You may develop anosmia (loss of your sense of smell).


The German pacifist Ernst Friedrich collected 200 photographs of gruesome wounds, piles of corpses in mass graves, the hanging and executions of deserters—their families were told they had “died of wounds”—and battlefield atrocities censored from the public in his 1924 book, “WAR Against WAR!” He juxtaposed the images against the propaganda that romanticized the conflict. His 24 close-ups of soldiers with grotesquely disfiguring facial wounds remain difficult to view. Friedrich was arrested when the Nazis came to power in 1933, his book was banned and his Anti-War Museum closed. A picture of a nearly naked soldier dead in a trench in his book reads: “Mothers! This was the fate of your sons in the war; first murdered, then robbed to the skin and then left as grub for animals.”


Honestly examining past wars gives us the ability to understand current wars. But this is a herculean struggle. The public is fed, and yearns for, the myth. It is empowering and ennobling. It celebrates supposed national virtues and military prowess. It allows an alienated population to feel part of a national collective engaged in a noble crusade. The celebration of the destructive force of our weaponry makes us feel personally empowered. All wars, past and present, are effectively shrouded in this myth. Those who decried the waste and carnage, such as Keir Hardie, the head of the Independent Labour Party, were jeered in the streets. Adam Hochschild’s book “To End All Wars” details the struggle by pacifists and a handful of journalists and dissidents during the war to make the truth known and who were mocked, silenced and often jailed.

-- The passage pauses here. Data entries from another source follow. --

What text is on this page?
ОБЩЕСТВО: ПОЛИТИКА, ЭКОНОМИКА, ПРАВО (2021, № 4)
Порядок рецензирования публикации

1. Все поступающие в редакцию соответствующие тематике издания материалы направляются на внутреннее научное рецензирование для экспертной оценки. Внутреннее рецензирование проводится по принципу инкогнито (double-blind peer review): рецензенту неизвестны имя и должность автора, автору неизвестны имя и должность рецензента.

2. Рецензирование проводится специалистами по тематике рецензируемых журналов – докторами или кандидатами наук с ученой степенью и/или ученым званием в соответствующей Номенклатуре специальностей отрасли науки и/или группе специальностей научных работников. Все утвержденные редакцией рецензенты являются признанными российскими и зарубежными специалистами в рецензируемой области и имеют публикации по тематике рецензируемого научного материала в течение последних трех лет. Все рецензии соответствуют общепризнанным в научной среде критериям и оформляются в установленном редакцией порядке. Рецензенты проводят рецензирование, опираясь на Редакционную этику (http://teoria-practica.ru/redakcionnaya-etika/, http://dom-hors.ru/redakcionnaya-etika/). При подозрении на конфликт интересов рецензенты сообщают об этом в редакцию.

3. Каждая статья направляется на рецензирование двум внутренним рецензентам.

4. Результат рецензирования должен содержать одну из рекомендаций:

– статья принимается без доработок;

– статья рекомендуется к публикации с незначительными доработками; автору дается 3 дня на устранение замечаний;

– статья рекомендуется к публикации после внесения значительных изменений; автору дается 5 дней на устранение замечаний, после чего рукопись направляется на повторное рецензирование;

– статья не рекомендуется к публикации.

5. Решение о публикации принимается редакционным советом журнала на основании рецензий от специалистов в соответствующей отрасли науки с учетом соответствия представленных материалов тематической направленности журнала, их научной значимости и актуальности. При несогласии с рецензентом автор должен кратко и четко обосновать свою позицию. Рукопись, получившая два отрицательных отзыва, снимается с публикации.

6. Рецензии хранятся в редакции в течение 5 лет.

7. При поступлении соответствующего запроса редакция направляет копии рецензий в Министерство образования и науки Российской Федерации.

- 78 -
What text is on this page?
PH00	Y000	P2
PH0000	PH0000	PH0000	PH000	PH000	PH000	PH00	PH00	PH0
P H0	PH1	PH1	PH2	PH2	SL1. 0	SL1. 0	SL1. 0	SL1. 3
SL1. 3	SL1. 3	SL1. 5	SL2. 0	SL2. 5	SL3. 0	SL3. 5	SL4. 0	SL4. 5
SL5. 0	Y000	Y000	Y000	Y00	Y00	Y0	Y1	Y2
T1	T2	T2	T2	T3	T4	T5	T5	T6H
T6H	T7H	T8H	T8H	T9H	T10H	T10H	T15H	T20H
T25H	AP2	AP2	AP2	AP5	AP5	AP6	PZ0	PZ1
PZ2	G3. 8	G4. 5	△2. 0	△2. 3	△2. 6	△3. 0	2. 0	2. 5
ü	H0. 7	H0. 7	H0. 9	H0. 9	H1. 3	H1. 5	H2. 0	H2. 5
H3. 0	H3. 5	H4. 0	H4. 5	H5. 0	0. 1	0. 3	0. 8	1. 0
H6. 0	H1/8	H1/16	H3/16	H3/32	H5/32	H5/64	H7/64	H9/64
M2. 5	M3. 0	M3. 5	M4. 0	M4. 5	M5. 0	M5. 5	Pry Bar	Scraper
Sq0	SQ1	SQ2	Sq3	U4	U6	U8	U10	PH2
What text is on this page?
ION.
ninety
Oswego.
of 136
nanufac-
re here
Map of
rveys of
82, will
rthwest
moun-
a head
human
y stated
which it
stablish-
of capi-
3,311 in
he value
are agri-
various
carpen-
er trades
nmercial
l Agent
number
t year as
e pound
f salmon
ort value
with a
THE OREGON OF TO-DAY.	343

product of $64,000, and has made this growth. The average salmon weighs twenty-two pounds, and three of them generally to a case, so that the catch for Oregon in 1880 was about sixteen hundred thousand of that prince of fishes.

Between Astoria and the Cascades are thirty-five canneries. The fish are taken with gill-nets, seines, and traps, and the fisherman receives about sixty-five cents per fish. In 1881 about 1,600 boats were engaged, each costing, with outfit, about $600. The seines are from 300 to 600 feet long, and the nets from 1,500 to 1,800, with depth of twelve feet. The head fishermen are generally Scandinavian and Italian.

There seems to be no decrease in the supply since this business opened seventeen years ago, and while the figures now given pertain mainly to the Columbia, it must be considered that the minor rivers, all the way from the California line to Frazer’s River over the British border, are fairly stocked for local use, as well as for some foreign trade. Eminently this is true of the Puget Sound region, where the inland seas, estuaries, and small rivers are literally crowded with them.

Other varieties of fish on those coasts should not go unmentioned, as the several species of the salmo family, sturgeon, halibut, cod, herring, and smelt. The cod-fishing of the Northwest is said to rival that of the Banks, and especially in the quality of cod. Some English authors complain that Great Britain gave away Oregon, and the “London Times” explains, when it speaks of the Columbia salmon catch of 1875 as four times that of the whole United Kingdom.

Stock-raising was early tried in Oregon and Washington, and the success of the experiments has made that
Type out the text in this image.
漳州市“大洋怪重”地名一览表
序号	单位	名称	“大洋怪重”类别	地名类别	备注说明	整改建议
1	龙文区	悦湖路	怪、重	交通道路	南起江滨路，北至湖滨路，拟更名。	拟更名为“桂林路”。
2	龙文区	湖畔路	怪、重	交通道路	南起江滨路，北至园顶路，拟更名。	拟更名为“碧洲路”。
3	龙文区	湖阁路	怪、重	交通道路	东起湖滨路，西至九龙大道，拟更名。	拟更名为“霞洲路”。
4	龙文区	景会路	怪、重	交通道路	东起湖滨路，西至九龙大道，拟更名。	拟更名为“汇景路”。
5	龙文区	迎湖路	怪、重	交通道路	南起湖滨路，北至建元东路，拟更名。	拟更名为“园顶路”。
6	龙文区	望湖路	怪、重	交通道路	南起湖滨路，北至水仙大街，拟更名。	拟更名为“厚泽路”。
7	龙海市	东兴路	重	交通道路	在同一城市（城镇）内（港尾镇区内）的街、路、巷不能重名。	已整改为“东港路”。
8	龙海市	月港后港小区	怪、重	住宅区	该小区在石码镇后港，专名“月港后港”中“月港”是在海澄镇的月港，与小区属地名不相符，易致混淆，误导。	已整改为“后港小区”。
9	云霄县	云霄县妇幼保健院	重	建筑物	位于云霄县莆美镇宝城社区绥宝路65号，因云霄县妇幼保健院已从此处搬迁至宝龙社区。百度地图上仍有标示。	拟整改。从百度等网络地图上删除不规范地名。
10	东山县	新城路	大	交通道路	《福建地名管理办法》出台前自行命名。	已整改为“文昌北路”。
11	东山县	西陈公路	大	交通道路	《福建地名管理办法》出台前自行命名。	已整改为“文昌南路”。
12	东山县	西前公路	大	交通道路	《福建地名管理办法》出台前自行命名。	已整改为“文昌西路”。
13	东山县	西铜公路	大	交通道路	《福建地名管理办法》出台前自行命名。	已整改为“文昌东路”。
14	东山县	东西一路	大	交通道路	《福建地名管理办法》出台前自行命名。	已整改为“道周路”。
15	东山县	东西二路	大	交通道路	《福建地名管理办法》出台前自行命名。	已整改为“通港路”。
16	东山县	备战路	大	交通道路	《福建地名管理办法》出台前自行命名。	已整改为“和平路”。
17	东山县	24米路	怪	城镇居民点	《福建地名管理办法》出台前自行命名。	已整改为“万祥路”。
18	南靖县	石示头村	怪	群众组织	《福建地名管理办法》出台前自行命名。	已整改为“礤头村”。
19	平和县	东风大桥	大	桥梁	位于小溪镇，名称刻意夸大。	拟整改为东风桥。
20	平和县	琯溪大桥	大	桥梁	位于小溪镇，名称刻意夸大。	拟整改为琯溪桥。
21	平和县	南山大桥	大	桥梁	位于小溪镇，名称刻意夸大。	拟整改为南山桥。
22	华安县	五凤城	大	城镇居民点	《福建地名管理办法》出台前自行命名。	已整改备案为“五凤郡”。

“Few of us can hold on to our real selves long enough to discover the momentous truths about ourselves and this whirling earth to which we cling,” wrote J. Glenn Gary, a combat veteran of World War II, in “The Warriors: Reflections on Men in Battle.” “This is especially true of men in war. The great god Mars tries to blind us when we enter his realm, and when we leave he gives us a generous cup of the waters of Lethe to drink.”


Jackson closes the film with an army ditty about prostitution. “You might forget the gas and shell,” the song goes, “but you’ll nev’r forget the Mademoiselle! Hinky-dinky, parlez-vous?”


Tens of thousands of girls and women, whose brothers, fathers, sons and husbands were dead or crippled, and whose homes often had been destroyed, became impoverished and often homeless. They were easy prey for the brothels, including the military-run brothels, and the pimps that serviced the soldiers. There is nothing amusing or cute about lying on a straw mat and being raped by as many as 60 men a day, unless you are the rapist.


“Give sorrow words,” William Shakespeare reminded us, “The grief that does not speak whispers the o’erfraught heart and bids it break.”


It is fortunate all the participants in the war are dead. They would find the film another example of the monstrous lie that denied their reality, ignored or minimized their suffering and never held the militarists, careerists, profiteers and imbeciles who prosecuted the war accountable. War is the raison d’être of technological society. It unleashes demons. And those who profit from these demons, then and now, work hard to keep them hidden.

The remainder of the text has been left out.